Dr. Seaman’s decision to come to Pepperdine was cemented when it became clear the institution shared so many of his values, notably, honesty—in-part considering how much manipulation happens with statistics to please superiors in business, malpractice of statistics in journalism, and other realms—and how education flourishes when the truth is pursued. Then-president Andrew Benton unknowingly appealed to this motivation during the hiring process interview when he underscored one of the institution’s tenets by saying, “truth, having nothing to fear from investigation, should be pursued relentlessly in all disciplines.”

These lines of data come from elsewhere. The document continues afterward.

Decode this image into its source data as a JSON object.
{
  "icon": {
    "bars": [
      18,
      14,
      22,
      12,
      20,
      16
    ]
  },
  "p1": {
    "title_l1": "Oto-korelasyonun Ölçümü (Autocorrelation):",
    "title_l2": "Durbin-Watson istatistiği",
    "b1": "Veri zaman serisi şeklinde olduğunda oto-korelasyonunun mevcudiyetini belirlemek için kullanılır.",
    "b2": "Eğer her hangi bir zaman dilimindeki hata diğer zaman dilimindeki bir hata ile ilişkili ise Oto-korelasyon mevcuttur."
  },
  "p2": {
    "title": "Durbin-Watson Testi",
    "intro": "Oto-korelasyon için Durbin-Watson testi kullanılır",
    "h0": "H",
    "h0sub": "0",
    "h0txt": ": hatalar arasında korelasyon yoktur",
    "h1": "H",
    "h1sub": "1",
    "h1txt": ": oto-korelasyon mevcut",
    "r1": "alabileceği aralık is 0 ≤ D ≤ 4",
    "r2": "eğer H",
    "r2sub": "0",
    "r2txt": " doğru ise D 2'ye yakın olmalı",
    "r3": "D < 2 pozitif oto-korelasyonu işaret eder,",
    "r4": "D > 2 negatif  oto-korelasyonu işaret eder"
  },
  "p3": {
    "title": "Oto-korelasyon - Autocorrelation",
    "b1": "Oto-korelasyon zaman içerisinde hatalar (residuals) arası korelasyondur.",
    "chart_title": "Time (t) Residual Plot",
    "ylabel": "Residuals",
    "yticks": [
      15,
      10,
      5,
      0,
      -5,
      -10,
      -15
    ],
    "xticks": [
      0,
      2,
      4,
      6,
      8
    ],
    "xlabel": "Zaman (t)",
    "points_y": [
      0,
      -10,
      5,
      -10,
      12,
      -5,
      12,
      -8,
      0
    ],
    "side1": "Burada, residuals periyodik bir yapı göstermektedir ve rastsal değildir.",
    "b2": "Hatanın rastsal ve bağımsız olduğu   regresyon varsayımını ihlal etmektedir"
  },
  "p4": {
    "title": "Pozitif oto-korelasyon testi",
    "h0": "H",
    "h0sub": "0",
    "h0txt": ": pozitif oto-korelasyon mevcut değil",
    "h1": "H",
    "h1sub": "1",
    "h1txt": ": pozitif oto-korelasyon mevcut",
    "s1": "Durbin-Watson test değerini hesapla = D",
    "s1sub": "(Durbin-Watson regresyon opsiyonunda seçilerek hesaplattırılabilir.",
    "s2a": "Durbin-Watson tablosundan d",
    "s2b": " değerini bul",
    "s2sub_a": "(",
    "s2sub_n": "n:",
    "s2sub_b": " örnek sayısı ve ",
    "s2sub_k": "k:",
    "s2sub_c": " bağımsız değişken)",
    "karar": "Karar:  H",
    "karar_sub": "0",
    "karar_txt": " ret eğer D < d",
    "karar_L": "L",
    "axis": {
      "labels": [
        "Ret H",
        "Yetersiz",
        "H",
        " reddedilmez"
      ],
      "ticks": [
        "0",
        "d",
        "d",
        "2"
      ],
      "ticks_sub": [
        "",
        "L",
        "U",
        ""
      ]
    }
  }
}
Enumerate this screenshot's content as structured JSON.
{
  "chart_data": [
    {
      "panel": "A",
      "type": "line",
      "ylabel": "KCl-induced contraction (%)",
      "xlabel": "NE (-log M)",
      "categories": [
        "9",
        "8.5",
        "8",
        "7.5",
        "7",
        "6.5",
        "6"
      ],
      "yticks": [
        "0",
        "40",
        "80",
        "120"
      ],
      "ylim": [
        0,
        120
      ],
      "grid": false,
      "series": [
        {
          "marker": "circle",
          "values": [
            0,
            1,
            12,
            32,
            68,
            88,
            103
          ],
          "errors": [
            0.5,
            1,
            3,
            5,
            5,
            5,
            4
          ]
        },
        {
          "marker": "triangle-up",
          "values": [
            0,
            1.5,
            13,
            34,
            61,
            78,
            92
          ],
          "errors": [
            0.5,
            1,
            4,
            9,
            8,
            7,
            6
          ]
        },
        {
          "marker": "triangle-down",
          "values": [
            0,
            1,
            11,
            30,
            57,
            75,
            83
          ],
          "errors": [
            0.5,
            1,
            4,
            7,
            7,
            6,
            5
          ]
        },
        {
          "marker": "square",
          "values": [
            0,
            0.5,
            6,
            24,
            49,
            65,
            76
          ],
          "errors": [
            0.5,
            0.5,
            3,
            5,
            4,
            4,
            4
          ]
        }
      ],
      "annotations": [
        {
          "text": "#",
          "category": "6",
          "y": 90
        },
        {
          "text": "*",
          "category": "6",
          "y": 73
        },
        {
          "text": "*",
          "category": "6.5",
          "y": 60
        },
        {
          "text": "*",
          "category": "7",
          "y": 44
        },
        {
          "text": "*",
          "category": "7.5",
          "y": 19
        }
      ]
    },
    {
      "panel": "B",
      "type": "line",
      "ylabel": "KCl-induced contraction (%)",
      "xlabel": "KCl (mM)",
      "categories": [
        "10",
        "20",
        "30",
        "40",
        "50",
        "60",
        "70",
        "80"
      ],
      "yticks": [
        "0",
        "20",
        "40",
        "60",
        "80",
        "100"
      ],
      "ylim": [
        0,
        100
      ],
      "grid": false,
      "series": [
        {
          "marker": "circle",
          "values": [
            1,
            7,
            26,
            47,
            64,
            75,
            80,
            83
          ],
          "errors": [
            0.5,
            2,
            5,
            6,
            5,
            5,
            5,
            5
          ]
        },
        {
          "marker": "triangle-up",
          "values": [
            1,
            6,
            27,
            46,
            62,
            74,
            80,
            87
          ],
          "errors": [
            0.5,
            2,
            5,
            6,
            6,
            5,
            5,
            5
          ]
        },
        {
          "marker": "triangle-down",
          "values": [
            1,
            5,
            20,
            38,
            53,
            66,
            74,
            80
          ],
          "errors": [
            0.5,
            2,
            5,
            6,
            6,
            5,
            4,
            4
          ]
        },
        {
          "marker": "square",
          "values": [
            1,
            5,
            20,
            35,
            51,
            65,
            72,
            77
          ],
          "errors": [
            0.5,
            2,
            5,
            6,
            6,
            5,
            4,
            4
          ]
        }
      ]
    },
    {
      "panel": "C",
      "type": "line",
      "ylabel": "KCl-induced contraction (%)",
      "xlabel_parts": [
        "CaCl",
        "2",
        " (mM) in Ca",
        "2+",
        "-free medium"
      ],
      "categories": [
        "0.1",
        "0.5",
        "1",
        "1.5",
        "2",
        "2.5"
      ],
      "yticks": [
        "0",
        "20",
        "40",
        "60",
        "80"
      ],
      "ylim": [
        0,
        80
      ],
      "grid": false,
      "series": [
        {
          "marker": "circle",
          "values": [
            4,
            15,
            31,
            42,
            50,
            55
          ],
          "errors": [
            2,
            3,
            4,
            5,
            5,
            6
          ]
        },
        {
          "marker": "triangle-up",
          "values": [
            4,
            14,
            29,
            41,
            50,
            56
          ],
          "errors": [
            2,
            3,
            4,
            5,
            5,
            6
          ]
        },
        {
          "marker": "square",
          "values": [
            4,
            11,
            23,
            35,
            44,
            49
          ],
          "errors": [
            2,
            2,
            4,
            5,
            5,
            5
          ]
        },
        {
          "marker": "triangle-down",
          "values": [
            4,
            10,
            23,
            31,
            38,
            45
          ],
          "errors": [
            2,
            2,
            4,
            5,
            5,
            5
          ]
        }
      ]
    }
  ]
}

Not only is Dr. Seaman an avid outdoorsman and a regular to Malibu’s beaches—for which he built a statistical model to inform him whether a day will be good for surfing—one of his passions is integrating faith with statistics. An in-depth conversation with him is bound to touch on how almost all in the world can be related to maths, and how one’s view of God’s glory in creation is greatly enhanced from a logical/mathematical perspective.
Another trait that applies to Dr. Seaman is that he is a visionary. For example, he has a superior “smart” version of the NPV method traditionally used in corporate America to evaluate business projects. Also, regarding the Graziadio program, his position is that students’ understanding would be even deeper if the course content between economics, finance, and decision intelligence had an integrated session. This could take the form of coordinating a case study near the end of each term across the three disciplines so that the professor of each subject can draw lessons from their perspective.
What can educators learn from Dr. Seaman? He arouses curiosity and creates a “gap” in students’ minds by presenting a business case and then proceeds to show how it can be addressed. In addition to a textbook, he recommends supplemental materials such as podcasts and for students to follow leading personalities in the decision science industry. The totality of this format works well for the various learning styles different people have, including for those who learn by doing.
Pepperdine Graziadio Business School administration would be prudent to let his voice and innovative vision influence the program in even greater ways so that GBS will continue to rise to become a top business school in the country. “I really care about this place,” Dr. Seaman tells me in an earnest conversation from the Drescher Graduate Campus overlooking the Pacific Ocean. The beautiful thing is that we, the students, feel the same way towards him.